The Pacifica’s trump card is still its hideaway Stow ’n Go second-row seats that fold into the floor, but the Odyssey’s optional Magic Slide captain’s chairs are removable and can be pushed together to create a two-person bench. They also tilt and slide for easy third row access with a child seat installed, and they have a jump seat that can be installed between them to turn the Odyssey into an eight-passenger school-run ace.

With their seats in the upright position, the Odyssey is more spacious than the Pacifica, especially in the cargo area behind the third row. There, in Touring and Elite trims, you will find a built-in vacuum cleaner with a hose long enough to reach all corners of the cabin. The Pacifica also offers one, but Honda was first with this feature in the last-generation Odyssey. Keep in mind that both are dry-vacs. You still need to keep a roll of paper towels handy for spills.

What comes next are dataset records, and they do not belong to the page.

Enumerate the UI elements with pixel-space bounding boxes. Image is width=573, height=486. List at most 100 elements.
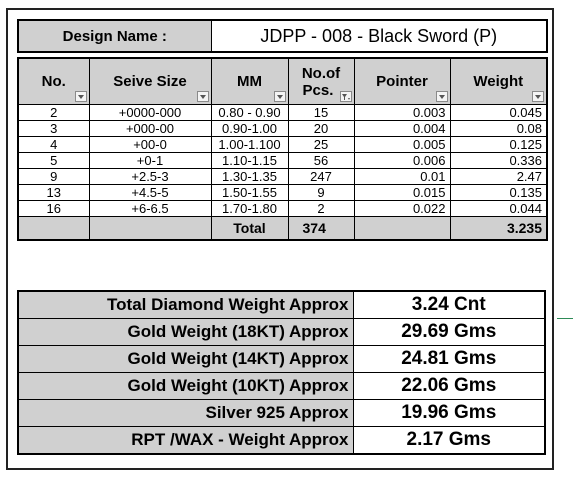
summary-row: Total Diamond Weight Approx 3.24 Cnt: [17, 290, 546, 319]
cell-weight[interactable]: 0.336: [449, 152, 548, 169]
cell-sieve-size[interactable]: +00-0: [88, 136, 212, 153]
table-row: 3 +000-00 0.90-1.00 20 0.004 0.08: [17, 120, 548, 137]
cell-pointer[interactable]: 0.004: [353, 120, 451, 137]
cell-weight[interactable]: 0.125: [449, 136, 548, 153]
cell-no[interactable]: 13: [17, 184, 90, 201]
cell-pcs[interactable]: 20: [287, 120, 355, 137]
cell-no[interactable]: 4: [17, 136, 90, 153]
total-empty-cell[interactable]: [88, 216, 212, 241]
summary-value-gold-10kt[interactable]: 22.06 Gms: [352, 372, 546, 400]
summary-label-gold-10kt[interactable]: Gold Weight (10KT) Approx: [17, 372, 354, 400]
summary-label-gold-18kt[interactable]: Gold Weight (18KT) Approx: [17, 318, 354, 346]
cell-no[interactable]: 3: [17, 120, 90, 137]
cell-weight[interactable]: 0.045: [449, 104, 548, 121]
cell-pointer[interactable]: 0.01: [353, 168, 451, 185]
cell-pcs[interactable]: 25: [287, 136, 355, 153]
cell-mm[interactable]: 1.70-1.80: [210, 200, 289, 217]
sieve-table: No. Seive Size MM No.of Pcs. Pointer: [17, 57, 548, 241]
summary-label-rpt-wax[interactable]: RPT /WAX - Weight Approx: [17, 426, 354, 455]
design-name-label[interactable]: Design Name :: [17, 19, 212, 53]
table-row: 5 +0-1 1.10-1.15 56 0.006 0.336: [17, 152, 548, 169]
cell-no[interactable]: 16: [17, 200, 90, 217]
sheet-border: [6, 8, 554, 470]
cell-no[interactable]: 9: [17, 168, 90, 185]
header-mm[interactable]: MM: [210, 57, 289, 105]
design-name-value[interactable]: JDPP - 008 - Black Sword (P): [210, 19, 548, 53]
header-weight[interactable]: Weight: [449, 57, 548, 105]
total-row: Total 374 3.235: [17, 216, 548, 241]
cell-sieve-size[interactable]: +4.5-5: [88, 184, 212, 201]
summary-value-silver-925[interactable]: 19.96 Gms: [352, 399, 546, 427]
cell-sieve-size[interactable]: +6-6.5: [88, 200, 212, 217]
header-pointer[interactable]: Pointer: [353, 57, 451, 105]
cell-sieve-size[interactable]: +0000-000: [88, 104, 212, 121]
cell-no[interactable]: 5: [17, 152, 90, 169]
table-row: 2 +0000-000 0.80 - 0.90 15 0.003 0.045: [17, 104, 548, 121]
header-pointer-label: Pointer: [376, 73, 428, 90]
filter-dropdown-icon[interactable]: [532, 91, 544, 102]
cell-pointer[interactable]: 0.015: [353, 184, 451, 201]
cell-mm[interactable]: 1.30-1.35: [210, 168, 289, 185]
cell-pointer[interactable]: 0.005: [353, 136, 451, 153]
cell-pointer[interactable]: 0.006: [353, 152, 451, 169]
cell-pcs[interactable]: 15: [287, 104, 355, 121]
header-weight-label: Weight: [473, 73, 524, 90]
filter-active-icon[interactable]: [339, 91, 352, 102]
cell-pointer[interactable]: 0.022: [353, 200, 451, 217]
summary-row: Gold Weight (10KT) Approx 22.06 Gms: [17, 372, 546, 400]
cell-mm[interactable]: 0.80 - 0.90: [210, 104, 289, 121]
filter-dropdown-icon[interactable]: [435, 91, 448, 102]
total-weight[interactable]: 3.235: [449, 216, 548, 241]
cell-sieve-size[interactable]: +000-00: [88, 120, 212, 137]
header-sieve-size[interactable]: Seive Size: [88, 57, 212, 105]
cell-pcs[interactable]: 2: [287, 200, 355, 217]
summary-row: Gold Weight (18KT) Approx 29.69 Gms: [17, 318, 546, 346]
cell-mm[interactable]: 0.90-1.00: [210, 120, 289, 137]
header-mm-label: MM: [237, 73, 262, 90]
table-row: 9 +2.5-3 1.30-1.35 247 0.01 2.47: [17, 168, 548, 185]
filter-dropdown-icon[interactable]: [273, 91, 286, 102]
cell-pcs[interactable]: 56: [287, 152, 355, 169]
table-row: 16 +6-6.5 1.70-1.80 2 0.022 0.044: [17, 200, 548, 217]
header-no-label: No.: [41, 73, 66, 90]
weight-summary-table: Total Diamond Weight Approx 3.24 Cnt Gol…: [17, 290, 546, 455]
summary-label-silver-925[interactable]: Silver 925 Approx: [17, 399, 354, 427]
summary-row: RPT /WAX - Weight Approx 2.17 Gms: [17, 426, 546, 455]
summary-row: Gold Weight (14KT) Approx 24.81 Gms: [17, 345, 546, 373]
summary-label-diamond-weight[interactable]: Total Diamond Weight Approx: [17, 290, 354, 319]
cell-weight[interactable]: 0.08: [449, 120, 548, 137]
cell-pointer[interactable]: 0.003: [353, 104, 451, 121]
cell-selection-edge: [557, 318, 573, 319]
summary-value-gold-14kt[interactable]: 24.81 Gms: [352, 345, 546, 373]
total-pcs[interactable]: 374: [287, 216, 355, 241]
cell-mm[interactable]: 1.00-1.100: [210, 136, 289, 153]
header-sieve-label: Seive Size: [113, 73, 187, 90]
summary-value-rpt-wax[interactable]: 2.17 Gms: [352, 426, 546, 455]
cell-pcs[interactable]: 247: [287, 168, 355, 185]
cell-weight[interactable]: 2.47: [449, 168, 548, 185]
summary-label-gold-14kt[interactable]: Gold Weight (14KT) Approx: [17, 345, 354, 373]
cell-mm[interactable]: 1.50-1.55: [210, 184, 289, 201]
total-empty-cell[interactable]: [17, 216, 90, 241]
cell-weight[interactable]: 0.135: [449, 184, 548, 201]
cell-sieve-size[interactable]: +2.5-3: [88, 168, 212, 185]
cell-mm[interactable]: 1.10-1.15: [210, 152, 289, 169]
cell-sieve-size[interactable]: +0-1: [88, 152, 212, 169]
header-pcs-label-2: Pcs.: [302, 81, 334, 99]
header-no-of-pcs[interactable]: No.of Pcs.: [287, 57, 355, 105]
cell-pcs[interactable]: 9: [287, 184, 355, 201]
header-no[interactable]: No.: [17, 57, 90, 105]
filter-dropdown-icon[interactable]: [196, 91, 209, 102]
total-label[interactable]: Total: [210, 216, 289, 241]
total-empty-cell[interactable]: [353, 216, 451, 241]
summary-value-gold-18kt[interactable]: 29.69 Gms: [352, 318, 546, 346]
header-pcs-label-1: No.of: [301, 64, 341, 82]
cell-weight[interactable]: 0.044: [449, 200, 548, 217]
summary-value-diamond-weight[interactable]: 3.24 Cnt: [352, 290, 546, 319]
cell-no[interactable]: 2: [17, 104, 90, 121]
filter-dropdown-icon[interactable]: [74, 91, 87, 102]
header-row: No. Seive Size MM No.of Pcs. Pointer: [17, 57, 548, 105]
table-row: 4 +00-0 1.00-1.100 25 0.005 0.125: [17, 136, 548, 153]
design-name-block: Design Name : JDPP - 008 - Black Sword (…: [17, 19, 548, 53]
summary-row: Silver 925 Approx 19.96 Gms: [17, 399, 546, 427]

All Odysseys above the entry-level LX, which starts at $30,930, now come standard with Honda Sensing, a package of semi-autonomous electronic driver aids that includes emergency braking, adaptive cruise control and an aggressive lane-keeping assist system that’s not quite hands-off, but does help keep the Odyssey in its lane while your eyes are off the road.

If you have children, you will be doing that from time to time to check out a unique piece of tech called Cabin Watch, a breakthrough in mobile parenting that delivers live video of what’s going on behind the driver’s seat and works while the vehicle is moving. Of course, once the kids figure out where the camera is, the feed basically turns into “America’s Got Talent.” To make it easier to convince them to quiet down back there, Cabin Watch is bundled with a Cabin Talk public address system that amplifies your voice so you don’t need to raise it. The fidelity of the audio is pretty terrible and makes you sound like an evil overlord, but that could work to your advantage.

Despite being stuffed with all of the above, the Odyssey rides and handles better than any other minivan and will often have you forgetting you’re even in one. There’s none of the flexing and creaking that having two huge sliding door openings usually causes, and it feels big only when you’re trying to park it.

It is long, however, and has a big diaper butt hanging behind the rear wheels that is the unmistakable mark of a minivan, regardless of how stylish and modern the rest of it may be. But if you can deal with the shame, you will be rewarded for your bravery.


2018 Honda Odyssey

Base price: $30,930

As tested: $47,610

Type: 8-passenger, front-wheel-drive minivan

Engine: 3.5-liter V6

Power: 280 hp, 262 lb-ft

Transmission: 10-speed automatic

MPG: 19 city/28 hwy

Gary Gastelu is FoxNews.com's Automotive Editor.